O homem que peneirava palavras Ruben Figueró (*)

O homem que peneirava palavras

Há homens que não precisam estar presentes para ser evidentes. Assim é Manoel de Barros. Em sua simplicidade, ele retratou de forma extremamente sensível a exuberância do Pantanal. Expoente da nossa poesia, encantou com suas palavras leitores no Brasil e no exterior. Em sua premiada obra de 28 livros publicados, deixou jóias, como o poema “O apanhador de desperdícios”, o qual transcrevo trecho:
 
“(...)Entendo bem o sotaque das águas
Dou respeito às coisas desimportantes
e aos seres desimportantes.
Prezo insetos mais que aviões.
Prezo a velocidade
das tartarugas mais que a dos mísseis.
Tenho em mim um atraso de nascença.
Eu fui aparelhado para gostar de passarinhos. Tenho abundância de ser feliz por isso.

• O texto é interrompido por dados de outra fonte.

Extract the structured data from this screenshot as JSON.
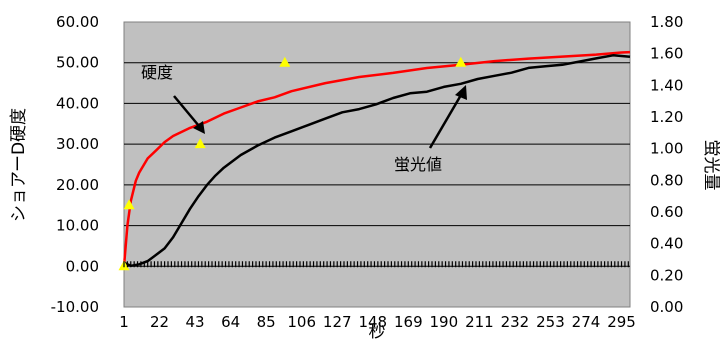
{
  "chart_data": {
    "type": "line",
    "title": "",
    "xlabel": "秒",
    "ylabel_left": "ショアーD硬度",
    "ylabel_right": "蛍光量",
    "x_tick_labels": [
      "1",
      "22",
      "43",
      "64",
      "85",
      "106",
      "127",
      "148",
      "169",
      "190",
      "211",
      "232",
      "253",
      "274",
      "295"
    ],
    "x_range": [
      1,
      300
    ],
    "y_left_ticks": [
      "60.00",
      "50.00",
      "40.00",
      "30.00",
      "20.00",
      "10.00",
      "0.00",
      "-10.00"
    ],
    "y_left_range": [
      -10,
      60
    ],
    "y_right_ticks": [
      "1.80",
      "1.60",
      "1.40",
      "1.20",
      "1.00",
      "0.80",
      "0.60",
      "0.40",
      "0.20",
      "0.00"
    ],
    "y_right_range": [
      0,
      1.8
    ],
    "grid": true,
    "plot_background": "#c0c0c0",
    "annotations": [
      {
        "text": "硬度",
        "target_series": "hardness"
      },
      {
        "text": "蛍光値",
        "target_series": "fluorescence"
      }
    ],
    "series": [
      {
        "id": "hardness",
        "axis": "left",
        "color": "#ff0000",
        "style": "line",
        "x": [
          1,
          3,
          5,
          8,
          10,
          15,
          20,
          25,
          30,
          40,
          50,
          60,
          70,
          80,
          90,
          100,
          120,
          140,
          160,
          180,
          200,
          220,
          240,
          260,
          280,
          295,
          300
        ],
        "values": [
          0,
          10,
          16,
          21,
          23,
          26.5,
          28.5,
          30.5,
          32,
          34,
          35.5,
          37.5,
          39,
          40.5,
          41.5,
          43,
          45,
          46.5,
          47.5,
          48.7,
          49.5,
          50.4,
          51,
          51.5,
          52,
          52.5,
          52.6
        ]
      },
      {
        "id": "fluorescence",
        "axis": "right",
        "color": "#000000",
        "style": "line",
        "x": [
          1,
          5,
          10,
          15,
          20,
          25,
          30,
          35,
          40,
          45,
          50,
          55,
          60,
          70,
          80,
          90,
          100,
          110,
          120,
          130,
          140,
          150,
          160,
          170,
          180,
          190,
          200,
          210,
          220,
          230,
          240,
          250,
          260,
          270,
          280,
          290,
          300
        ],
        "values": [
          0.28,
          0.26,
          0.27,
          0.29,
          0.33,
          0.37,
          0.44,
          0.53,
          0.62,
          0.7,
          0.77,
          0.83,
          0.88,
          0.96,
          1.02,
          1.07,
          1.11,
          1.15,
          1.19,
          1.23,
          1.25,
          1.28,
          1.32,
          1.35,
          1.36,
          1.39,
          1.41,
          1.44,
          1.46,
          1.48,
          1.51,
          1.52,
          1.53,
          1.55,
          1.57,
          1.59,
          1.58
        ]
      },
      {
        "id": "hardness-markers",
        "axis": "left",
        "color": "#ffff00",
        "style": "triangle-markers",
        "x": [
          1,
          4,
          46,
          96,
          200
        ],
        "values": [
          0,
          15,
          30,
          50,
          50
        ]
      },
      {
        "id": "baseline-markers",
        "axis": "left",
        "color": "#000000",
        "style": "dash-markers",
        "x_start": 1,
        "x_end": 300,
        "value": 0.5
      }
    ]
  }
}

Meu quintal é maior do que o mundo.
Sou um apanhador de desperdícios (...)”.
 
Há tempos não via uma personalidade ser tão consagrada por ocasião de sua morte como o foi merecidamente Manoel de Barros. Ele retratava a “grandeza do ínfimo” e dizia que “poesia não é para entender, é para incorporar”.
 
O poeta virou passarinho, como muitos disseram, no dia 13 de novembro, aos 97 anos de idade. Deixará saudades, é inegável, mas seu legado ficará para a posteridade a emocionar aqueles que amam o belo e o singelo.
 
Homem de dupla naturalidade, pois nascido no Mato Grosso, viveu a vida toda no nosso Mato Grosso do Sul, sempre a ressaltar a natureza do Pantanal.  Dele, o Pantanal, soube transformar, com sua sensibilidade apurada, em palavras não só as belezas daquela vegetação, como o canto dos pássaros e o ruído multifacetado dos animais. Enxergava pela lente da emoção e da singeleza. Tornou-se com a maior naturalidade no homem que peneirava palavras.
 
Tive a honra de conhecê-lo na década de 50 do século passado. Era uma expressão literária que do Pantanal se estendia “campo fora”. Lembro-me que os seus colegas advogados e dele mais próximos davam-lhe o epíteto de “Mané Sociá” em razão de suas manifestações políticas quando jovem. Homem discreto, Manoel de Barros não era muito de falar em público e certa vez declarou: “O jeito que eu tenho de me ser não é falando, mas escrevendo”.
 
Ele descansa agora após uma longa vida de intensa produção literária. Com grande alegria tomei conhecimento de que sua obra será toda reeditada e deverá ser lançada no início do próximo ano.
 
O certo é que a poesia de Manoel de Barros será sempre e sempre o testemunho daquele que soube captar da natureza a riqueza da vida e o fez com a humildade que é a verdadeira assinatura dos homens que pensam e deixam um legado que só os grandes podem edificar para as gerações futuras.
 
Ao saber de sua morte pensei em prestar-lhe uma última homenagem no Senado da República. Devo apresentar um Projeto de Resolução sugerindo a criação pelo Senado de um concurso de poesia com a temática ambiental. Os vencedores receberão o Diploma Manoel de Barros. Espero ter o apoio de meus pares para encerrar o meu mandato e a minha vida parlamentar prestando esta honraria ao nosso poeta pantaneiro. Afinal, Manoel de Barros se imortalizou por peneirar palavras e registrar no papel os diamantes que encontrava a partir de sua percepção aguçada das “coisas desimportantes”, como ele mesmo dizia.
 
(*Ruben Figueiró é senador e presidente de honra do PSDB-MS)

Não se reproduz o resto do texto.